Während die Teilnehmer einkaufen, warten die Flüchtlinge mit ein paar Kindern hinter den Kassen des Supermarktes. Bis alle eingekauft haben, sind knapp zwei Stunden vergangen, denn mit Gutscheinen zu zahlen dauert länger als bar. Erlaubt sind nur "Gegenstände des Alltagsgebrauchs", deshalb muss die Kassiererin jeden Artikel prüfen. Früher seien etwa Guthabenkarten für Handys ohne Probleme über die Scanner der Kassen gewandert, erklärt Mareike. Mittlerweile sei das nicht mehr immer so. Denn was ein "Gegenstand des Alltagsgebrauchs" ist, sei nicht überall gleich definiert. Im Landkreis Oberhavel nehmen 55 Geschäfte Gutscheine an, jedes einzelne hat einen Vertrag mit dem Kreis über die Auslegung des Begriffs "Gegenstand des Alltagsgebrauchs" abgeschlossen. Den Kassiererinnen sei aber klar, welche Artikel sie verkaufen dürften und welche nicht, erklärt der Verkaufsleiter des Penny-Marktes in Hennigsdorf, Werner Ewering. Für die Supermarktkette mache es kaum einen Unterschied, ob das Zahlungsmittel Bargeld oder Gutscheine seien; lediglich der Verwaltungsaufwand sei bei Gutscheinen etwas höher.

Die Mitglieder von uri hoffen, dass die Geschäfte irgendwann geschlossen Gutscheine boykottieren und nicht mehr annehmen. "So könnte man das System unterlaufen", sagt Mareike.

In Berlin hat das funktioniert. Dort gab es früher Chipkarten, das Prinzip ist das gleiche. 2007 stellte mit Spandau der letzte Bezirk zu Bargeldauszahlungen um, nachdem eine Initiative lange für die Abschaffung gekämpft hatte. Bezirksstadtrat Andreas Höhne (SPD) aus Reinickendorf erinnert sich, dass damals vor allem die Apotheken keine Chipkarten mehr akzeptieren wollten. "Da hatten wir fast keine Wahl."

Für den Penny-Markt in Hennigsdorf kommt ein Boykott des Gutschein-Systems allerdings nicht in Frage. "Kunden mit Gutscheinen sind trotzdem Kunden", sagt Ewering. Zudem habe man mit der Behörde vereinbart, dass nur zehn Prozent der Einkaufssumme als Rückgeld zurückgegeben werden müssen. Wer also nicht genau rechnet beim Einkaufen, verliert mit den Gutscheinen auch noch Geld.

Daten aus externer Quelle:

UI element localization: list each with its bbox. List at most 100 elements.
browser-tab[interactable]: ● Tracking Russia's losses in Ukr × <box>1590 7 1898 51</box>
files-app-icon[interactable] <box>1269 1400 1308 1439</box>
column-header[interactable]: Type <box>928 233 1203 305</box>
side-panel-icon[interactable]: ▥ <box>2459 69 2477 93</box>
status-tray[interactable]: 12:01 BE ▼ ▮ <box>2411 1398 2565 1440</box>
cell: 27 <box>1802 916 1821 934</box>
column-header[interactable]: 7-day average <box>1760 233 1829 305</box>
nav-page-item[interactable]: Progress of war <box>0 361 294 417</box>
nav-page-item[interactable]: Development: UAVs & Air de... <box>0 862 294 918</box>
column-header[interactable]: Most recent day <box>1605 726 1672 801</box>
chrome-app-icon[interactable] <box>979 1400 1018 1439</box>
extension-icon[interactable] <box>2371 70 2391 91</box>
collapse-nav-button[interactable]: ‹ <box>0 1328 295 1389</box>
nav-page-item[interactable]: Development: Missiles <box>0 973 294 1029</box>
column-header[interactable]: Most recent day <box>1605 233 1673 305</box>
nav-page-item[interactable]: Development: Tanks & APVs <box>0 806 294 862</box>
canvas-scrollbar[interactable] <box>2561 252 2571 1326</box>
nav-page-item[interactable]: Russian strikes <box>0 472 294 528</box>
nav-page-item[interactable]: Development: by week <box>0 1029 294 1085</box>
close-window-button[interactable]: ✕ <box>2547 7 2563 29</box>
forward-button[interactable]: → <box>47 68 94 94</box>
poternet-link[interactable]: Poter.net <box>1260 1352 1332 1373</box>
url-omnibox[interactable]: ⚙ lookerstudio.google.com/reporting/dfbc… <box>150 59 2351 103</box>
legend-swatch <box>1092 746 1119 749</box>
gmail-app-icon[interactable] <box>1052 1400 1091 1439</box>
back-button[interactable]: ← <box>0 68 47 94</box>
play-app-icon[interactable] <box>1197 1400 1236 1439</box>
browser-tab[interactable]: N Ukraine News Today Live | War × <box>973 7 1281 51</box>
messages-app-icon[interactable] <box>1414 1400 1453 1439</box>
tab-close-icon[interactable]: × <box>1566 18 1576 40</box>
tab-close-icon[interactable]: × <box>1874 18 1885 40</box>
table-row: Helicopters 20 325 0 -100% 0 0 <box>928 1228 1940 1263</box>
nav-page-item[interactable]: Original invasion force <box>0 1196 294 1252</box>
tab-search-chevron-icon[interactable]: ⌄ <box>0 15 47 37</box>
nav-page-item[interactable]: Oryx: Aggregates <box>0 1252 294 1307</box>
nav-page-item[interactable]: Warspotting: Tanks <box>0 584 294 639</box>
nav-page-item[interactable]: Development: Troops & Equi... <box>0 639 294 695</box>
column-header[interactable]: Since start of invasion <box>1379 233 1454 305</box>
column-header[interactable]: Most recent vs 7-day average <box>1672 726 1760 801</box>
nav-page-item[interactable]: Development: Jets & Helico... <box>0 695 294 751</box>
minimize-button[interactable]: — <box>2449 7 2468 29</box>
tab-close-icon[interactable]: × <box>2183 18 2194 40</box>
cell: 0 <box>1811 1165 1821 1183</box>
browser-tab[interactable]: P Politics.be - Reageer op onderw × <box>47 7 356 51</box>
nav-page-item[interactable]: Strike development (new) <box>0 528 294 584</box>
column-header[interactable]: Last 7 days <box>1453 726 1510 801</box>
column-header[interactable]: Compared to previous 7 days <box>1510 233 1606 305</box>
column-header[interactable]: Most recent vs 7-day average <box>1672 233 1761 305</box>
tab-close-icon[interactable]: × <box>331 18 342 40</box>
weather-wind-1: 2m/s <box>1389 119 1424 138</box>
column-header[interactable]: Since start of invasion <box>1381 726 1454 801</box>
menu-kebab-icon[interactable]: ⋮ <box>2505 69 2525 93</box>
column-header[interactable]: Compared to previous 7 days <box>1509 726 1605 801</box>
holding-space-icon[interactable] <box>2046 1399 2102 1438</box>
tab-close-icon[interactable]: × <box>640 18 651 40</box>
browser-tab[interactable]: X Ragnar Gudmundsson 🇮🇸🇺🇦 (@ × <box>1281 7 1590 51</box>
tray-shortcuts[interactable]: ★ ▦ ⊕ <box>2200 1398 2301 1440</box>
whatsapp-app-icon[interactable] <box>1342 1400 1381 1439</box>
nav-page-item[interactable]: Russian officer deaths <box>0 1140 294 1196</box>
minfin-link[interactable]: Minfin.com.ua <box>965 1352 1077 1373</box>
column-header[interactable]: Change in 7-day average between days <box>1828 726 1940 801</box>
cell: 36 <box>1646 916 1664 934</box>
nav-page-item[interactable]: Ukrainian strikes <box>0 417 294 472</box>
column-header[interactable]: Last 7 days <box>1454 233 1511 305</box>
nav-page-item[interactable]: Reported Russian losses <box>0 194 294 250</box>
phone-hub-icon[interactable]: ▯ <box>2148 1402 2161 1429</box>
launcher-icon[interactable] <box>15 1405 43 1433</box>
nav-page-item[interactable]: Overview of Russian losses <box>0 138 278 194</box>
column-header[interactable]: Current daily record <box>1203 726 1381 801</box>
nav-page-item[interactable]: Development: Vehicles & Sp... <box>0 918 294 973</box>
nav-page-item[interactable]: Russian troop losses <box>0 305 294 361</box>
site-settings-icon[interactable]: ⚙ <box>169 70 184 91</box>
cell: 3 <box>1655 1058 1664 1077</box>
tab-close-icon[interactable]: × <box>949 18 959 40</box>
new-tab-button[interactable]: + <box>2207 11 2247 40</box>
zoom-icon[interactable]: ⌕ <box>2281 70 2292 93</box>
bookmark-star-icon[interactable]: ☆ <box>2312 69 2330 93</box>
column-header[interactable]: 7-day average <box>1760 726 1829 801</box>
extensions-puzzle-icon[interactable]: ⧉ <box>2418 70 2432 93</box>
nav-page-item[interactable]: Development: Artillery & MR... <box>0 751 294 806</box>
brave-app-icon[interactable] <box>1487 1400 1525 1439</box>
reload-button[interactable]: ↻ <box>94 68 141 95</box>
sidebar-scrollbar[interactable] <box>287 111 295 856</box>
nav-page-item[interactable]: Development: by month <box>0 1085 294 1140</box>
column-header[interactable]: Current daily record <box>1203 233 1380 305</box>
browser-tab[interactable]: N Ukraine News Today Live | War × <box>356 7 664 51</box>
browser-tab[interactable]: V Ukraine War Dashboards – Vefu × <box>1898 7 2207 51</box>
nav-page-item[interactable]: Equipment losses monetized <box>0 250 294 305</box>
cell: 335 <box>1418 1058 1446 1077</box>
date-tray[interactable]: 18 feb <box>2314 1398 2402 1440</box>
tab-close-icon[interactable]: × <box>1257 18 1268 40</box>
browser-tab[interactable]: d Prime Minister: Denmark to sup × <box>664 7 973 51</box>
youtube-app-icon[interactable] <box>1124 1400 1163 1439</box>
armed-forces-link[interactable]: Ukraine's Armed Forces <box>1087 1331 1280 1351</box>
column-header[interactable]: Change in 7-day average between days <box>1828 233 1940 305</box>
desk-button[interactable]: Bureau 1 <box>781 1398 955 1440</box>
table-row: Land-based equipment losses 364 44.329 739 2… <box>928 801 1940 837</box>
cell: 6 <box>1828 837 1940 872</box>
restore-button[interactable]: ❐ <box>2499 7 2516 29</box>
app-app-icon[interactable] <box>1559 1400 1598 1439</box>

Für Danièl geht es gar allerdings nicht so sehr darum, welche Dinge er mit seinen Gutscheinen konkret kaufen darf und welche nicht. Das Schlimme, sagt er, sei die Situation an der Kasse, wenn die Rechnung beglichen werden muss. "Mit Gutscheinen zu bezahlen, dauert viel länger, ich halte immer den ganzen Verkehr auf", erklärt der 37-Jährige. Wenn dann noch eine Diskussion an der Kasse um Zigaretten oder Alkohol beginne, fühle er sich bloßgestellt.

"Ich bin jetzt mittlerweile seit drei Jahren in Deutschland", erzählt er. Aber eigentlich habe er nichts gesehen vom Land und sich kaum integriert. Seinen richtigen Namen möchte er nicht verraten, bei der Frage nach seinem Heimatland überlegt er so lange, dass die Antwort erfunden klingt. "Ich misstraue jedem", rechtfertigt er sich, "gerade Journalisten." Ihm hätten schon viele gesagt, sie seien auf seiner Seite und am Ende habe er Probleme bekommen. "Du kannst hier jeden fragen - keiner wird dir seinen echten Namen verraten."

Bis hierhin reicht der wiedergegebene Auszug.